Game4Loc: A UAV Geo-Localization Benchmark from Game Data

TL;DR

This paper introduces GTA-UAV, a large-scale UAV geo-localization dataset created from computer game environments, and proposes a practical cross-view image retrieval method that improves UAV localization accuracy in diverse scenarios.

Contribution

The work provides a new large-scale, diverse UAV dataset from game data and develops a contrastive learning approach for cross-view geo-localization that addresses practical challenges.

Findings

The dataset covers multiple altitudes, attitudes, and scenes.

The proposed method effectively learns cross-view matching without extra post-processing.

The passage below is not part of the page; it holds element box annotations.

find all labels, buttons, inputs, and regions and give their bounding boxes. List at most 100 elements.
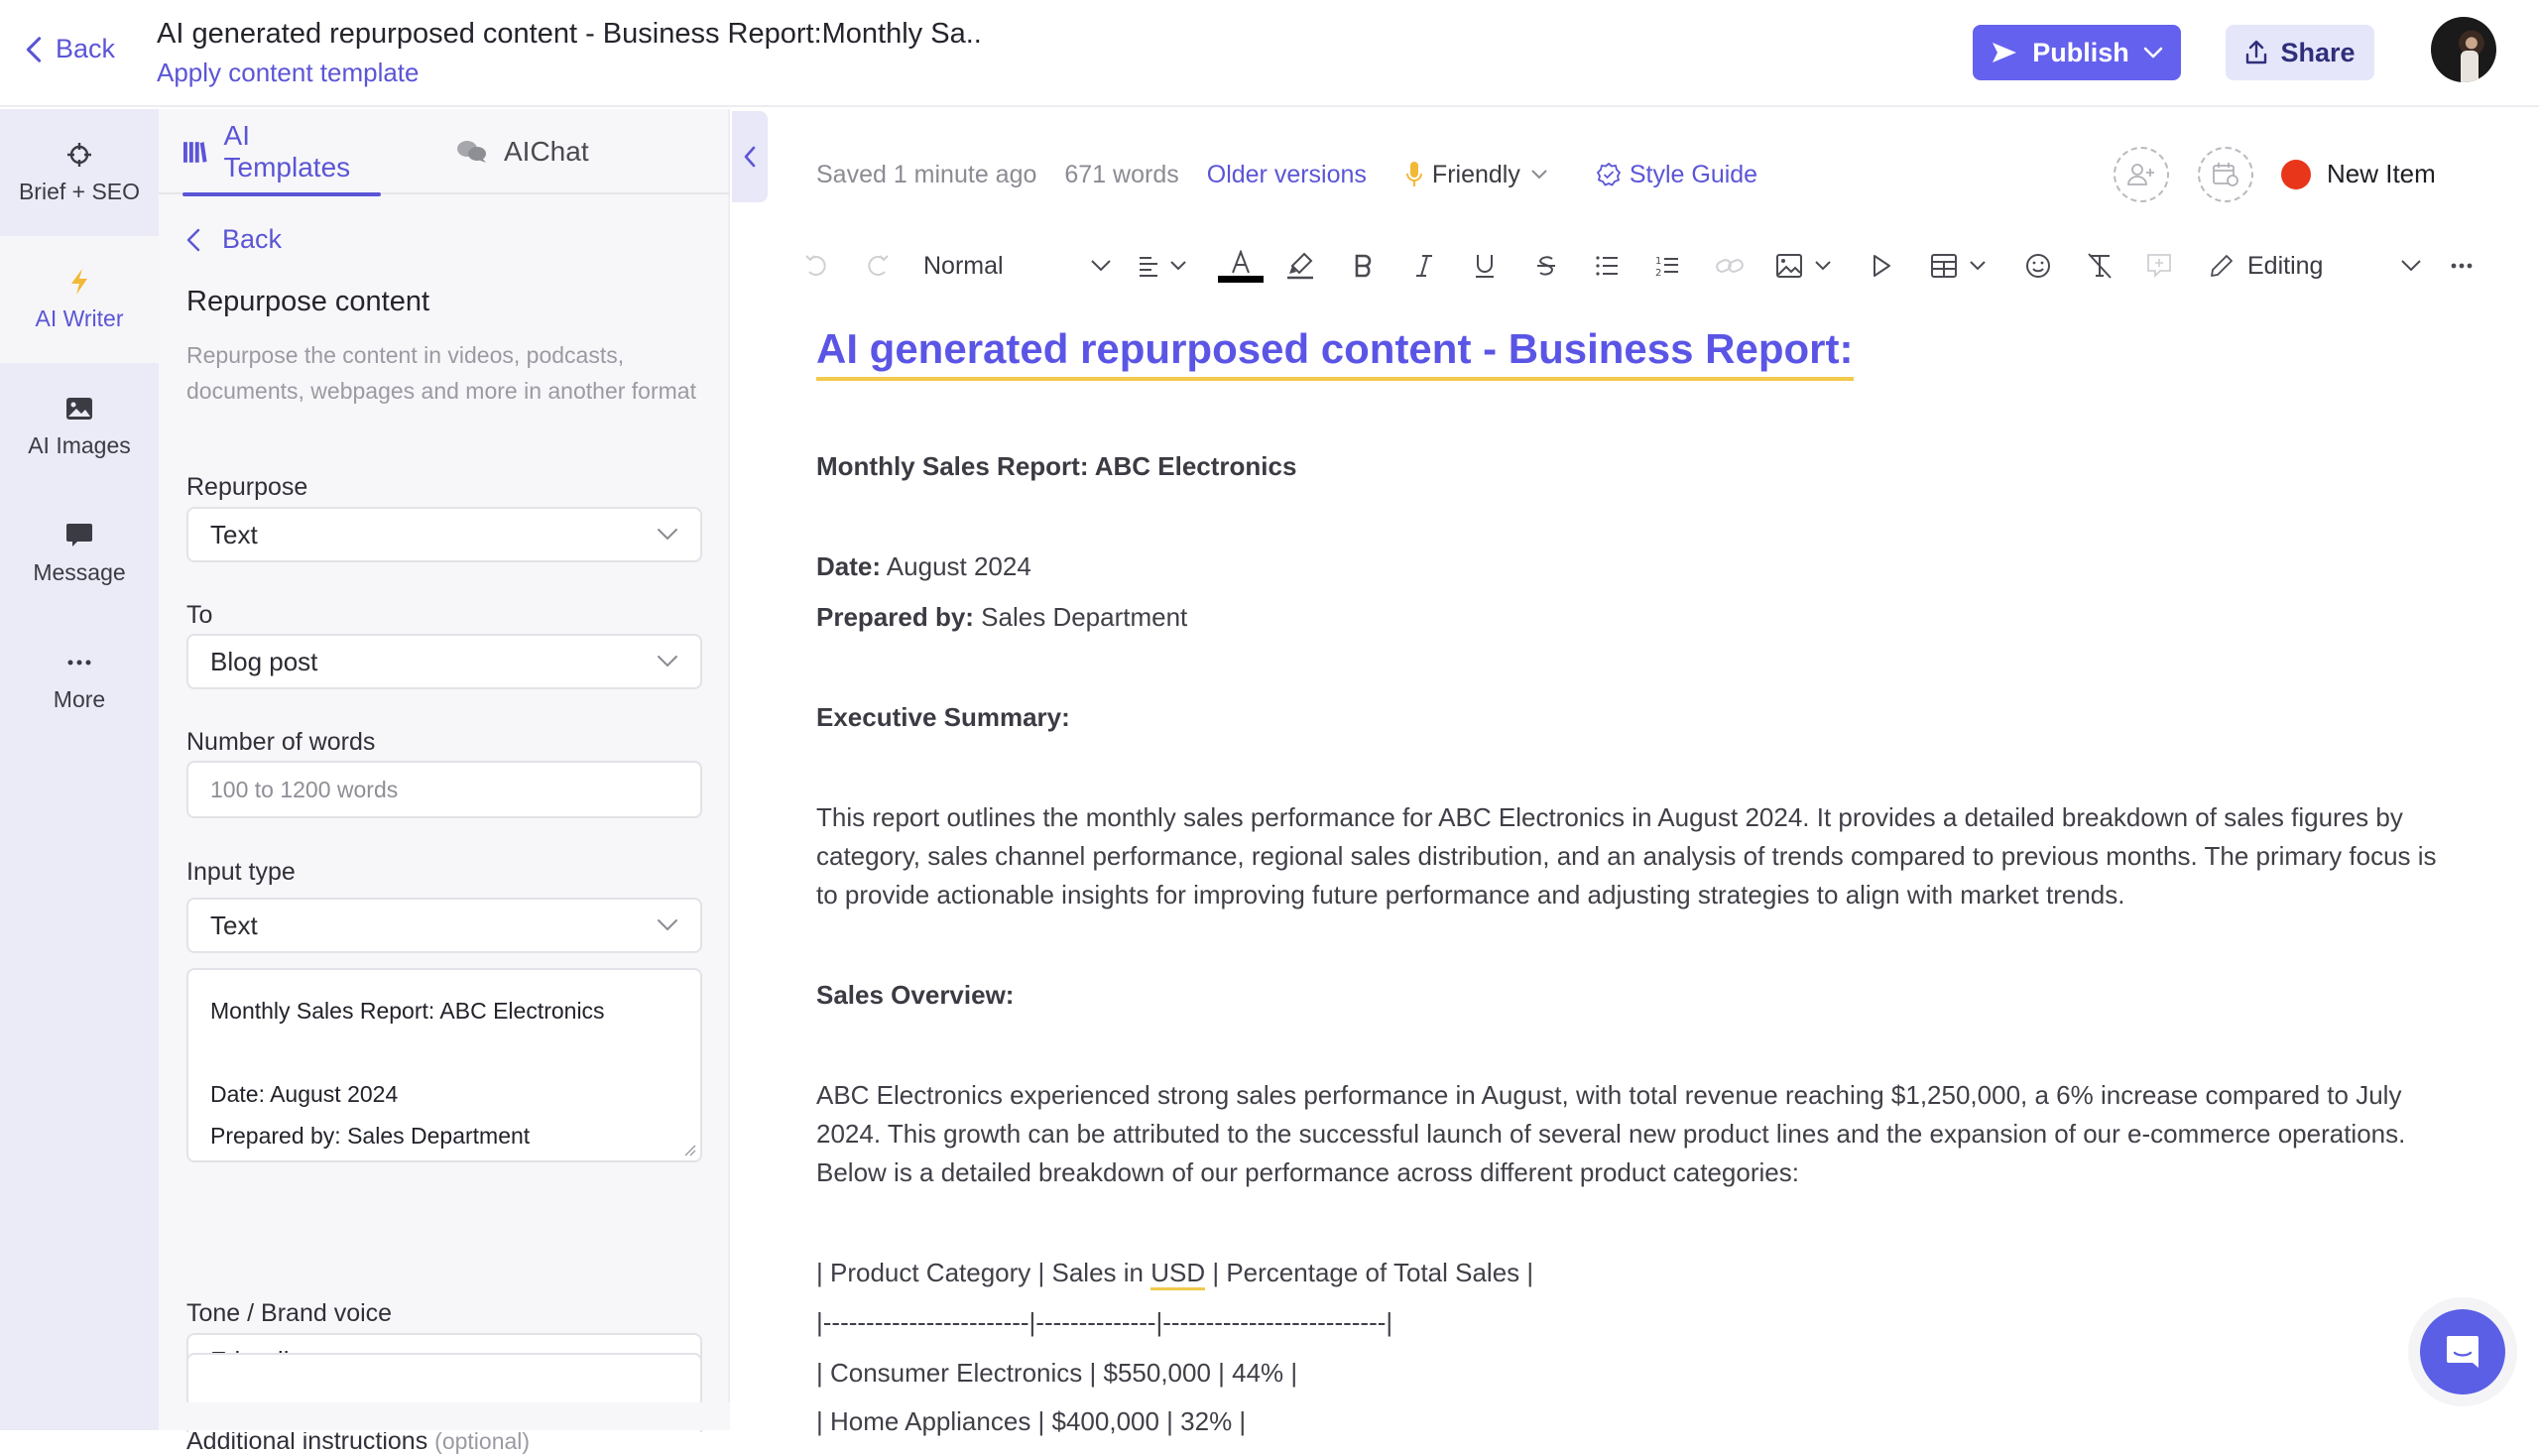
chevron-down-icon	[1091, 260, 1111, 272]
chevron-down-icon	[658, 529, 677, 541]
numbered-list-icon: 12	[1655, 256, 1678, 278]
link-icon	[1716, 259, 1744, 273]
more-dots-icon	[2451, 263, 2473, 269]
to-select[interactable]: Blog post	[186, 634, 702, 689]
font-color-icon	[1232, 249, 1250, 273]
pencil-icon	[2211, 255, 2233, 277]
collapse-panel-button[interactable]	[732, 111, 768, 202]
add-comment-button[interactable]	[2142, 244, 2176, 288]
to-value: Blog post	[210, 646, 318, 676]
tone-dropdown[interactable]: Friendly	[1405, 160, 1548, 189]
bullet-list-icon	[1596, 256, 1618, 276]
rail-item-more[interactable]: More	[0, 617, 159, 744]
older-versions-link[interactable]: Older versions	[1207, 161, 1367, 189]
emoji-icon	[2026, 254, 2050, 278]
clear-format-icon	[2088, 253, 2112, 279]
prepared-label: Prepared by:	[816, 602, 974, 632]
emoji-button[interactable]	[2021, 244, 2055, 288]
tab-aichat[interactable]: AIChat	[456, 109, 589, 194]
align-left-icon	[1140, 257, 1157, 277]
table-row: | Consumer Electronics | $550,000 | 44% …	[816, 1358, 1298, 1388]
style-guide-link[interactable]: Style Guide	[1596, 161, 1757, 189]
input-line: Date: August 2024	[210, 1081, 399, 1107]
repurpose-select[interactable]: Text	[186, 507, 702, 562]
input-line: Monthly Sales Report: ABC Electronics	[210, 998, 605, 1024]
rail-item-brief-seo[interactable]: Brief + SEO	[0, 109, 159, 236]
lightning-icon	[65, 268, 93, 296]
editing-mode-dropdown[interactable]: Editing	[2210, 244, 2358, 288]
strikethrough-button[interactable]	[1531, 244, 1561, 288]
publish-label: Publish	[2032, 37, 2129, 67]
number-of-words-input[interactable]	[186, 761, 702, 818]
paragraph-style-value: Normal	[923, 251, 1004, 280]
chat-icon	[2447, 1336, 2479, 1368]
bullet-list-button[interactable]	[1592, 244, 1622, 288]
rail-item-ai-writer[interactable]: AI Writer	[0, 236, 159, 363]
saved-status: Saved 1 minute ago	[816, 160, 1037, 188]
to-label: To	[186, 601, 213, 629]
share-button[interactable]: Share	[2226, 25, 2374, 80]
insert-table-dropdown[interactable]	[1924, 244, 1994, 288]
chevron-left-icon	[26, 36, 42, 62]
bold-button[interactable]	[1349, 244, 1379, 288]
schedule-button[interactable]	[2198, 147, 2253, 202]
assign-user-button[interactable]	[2114, 147, 2169, 202]
link-button[interactable]	[1713, 244, 1747, 288]
apply-content-template-link[interactable]: Apply content template	[157, 58, 420, 88]
undo-icon	[805, 255, 826, 276]
redo-button[interactable]	[863, 244, 893, 288]
document-heading: AI generated repurposed content - Busine…	[816, 323, 1854, 381]
support-chat-button[interactable]	[2420, 1309, 2505, 1395]
input-content-textarea[interactable]: Monthly Sales Report: ABC Electronics Da…	[186, 968, 702, 1162]
chevron-left-icon	[744, 146, 756, 168]
align-dropdown[interactable]	[1132, 244, 1193, 288]
undo-button[interactable]	[801, 244, 831, 288]
number-of-words-label: Number of words	[186, 728, 376, 756]
sales-overview-heading: Sales Overview:	[816, 980, 1015, 1010]
highlighter-icon	[1287, 252, 1313, 280]
insert-image-dropdown[interactable]	[1771, 244, 1837, 288]
ai-templates-panel: AI Templates AIChat Back Repurpose conte…	[159, 109, 730, 1455]
underline-button[interactable]	[1470, 244, 1500, 288]
chevron-down-icon	[1970, 261, 1986, 271]
clear-formatting-button[interactable]	[2083, 244, 2116, 288]
input-line: Prepared by: Sales Department	[210, 1123, 531, 1149]
more-options-button[interactable]	[2447, 244, 2477, 288]
speech-bubble-icon	[65, 522, 93, 549]
panel-footer-fade	[159, 1402, 730, 1430]
date-label: Date:	[816, 551, 882, 581]
chat-bubbles-icon	[457, 141, 486, 163]
rail-label: AI Writer	[35, 304, 124, 331]
executive-summary-heading: Executive Summary:	[816, 702, 1070, 732]
tone-dropdown-label: Friendly	[1431, 160, 1520, 188]
resize-handle-icon[interactable]	[682, 1143, 696, 1156]
image-icon	[1776, 254, 1802, 278]
input-type-select[interactable]: Text	[186, 898, 702, 953]
editing-mode-value: Editing	[2247, 251, 2324, 280]
workflow-status[interactable]: New Item	[2281, 159, 2436, 189]
table-header-pre: | Product Category | Sales in	[816, 1258, 1151, 1287]
insert-video-button[interactable]	[1867, 244, 1896, 288]
rail-label: AI Images	[28, 431, 131, 458]
rail-item-ai-images[interactable]: AI Images	[0, 363, 159, 490]
rail-item-message[interactable]: Message	[0, 490, 159, 617]
tab-ai-templates[interactable]: AI Templates	[182, 109, 381, 196]
date-line: Date: August 2024	[816, 547, 1031, 585]
text-color-button[interactable]	[1217, 244, 1265, 288]
highlight-button[interactable]	[1283, 244, 1317, 288]
tone-label: Tone / Brand voice	[186, 1299, 393, 1327]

Experiments show improved localization accuracy and generalization to real-world scenarios.

Abstract

The vision-based geo-localization technology for UAV, serving as a secondary source of GPS information in addition to the global navigation satellite systems (GNSS), can still operate independently in the GPS-denied environment. Recent deep learning based methods attribute this as the task of image matching and retrieval. By retrieving drone-view images in geo-tagged satellite image database, approximate localization information can be obtained. However, due to high costs and privacy concerns, it is usually difficult to obtain large quantities of drone-view images from a continuous area. Existing drone-view datasets are mostly composed of small-scale aerial photography with a strong assumption that there exists a perfect one-to-one aligned reference image for any query, leaving a significant gap from the practical localization scenario. In this work, we construct a large-range contiguous area UAV geo-localization dataset named GTA-UAV, featuring multiple flight altitudes, attitudes, scenes, and targets using modern computer games. Based on this dataset, we introduce a more practical UAV geo-localization task including partial matches of cross-view paired data, and expand the image-level retrieval to the actual localization in terms of distance (meters). For the construction of drone-view and satellite-view pairs, we adopt a weight-based contrastive learning approach, which allows for effective learning while avoiding additional post-processing matching steps. Experiments demonstrate the effectiveness of our data and training method for UAV geo-localization, as well as the generalization capabilities to real-world scenarios.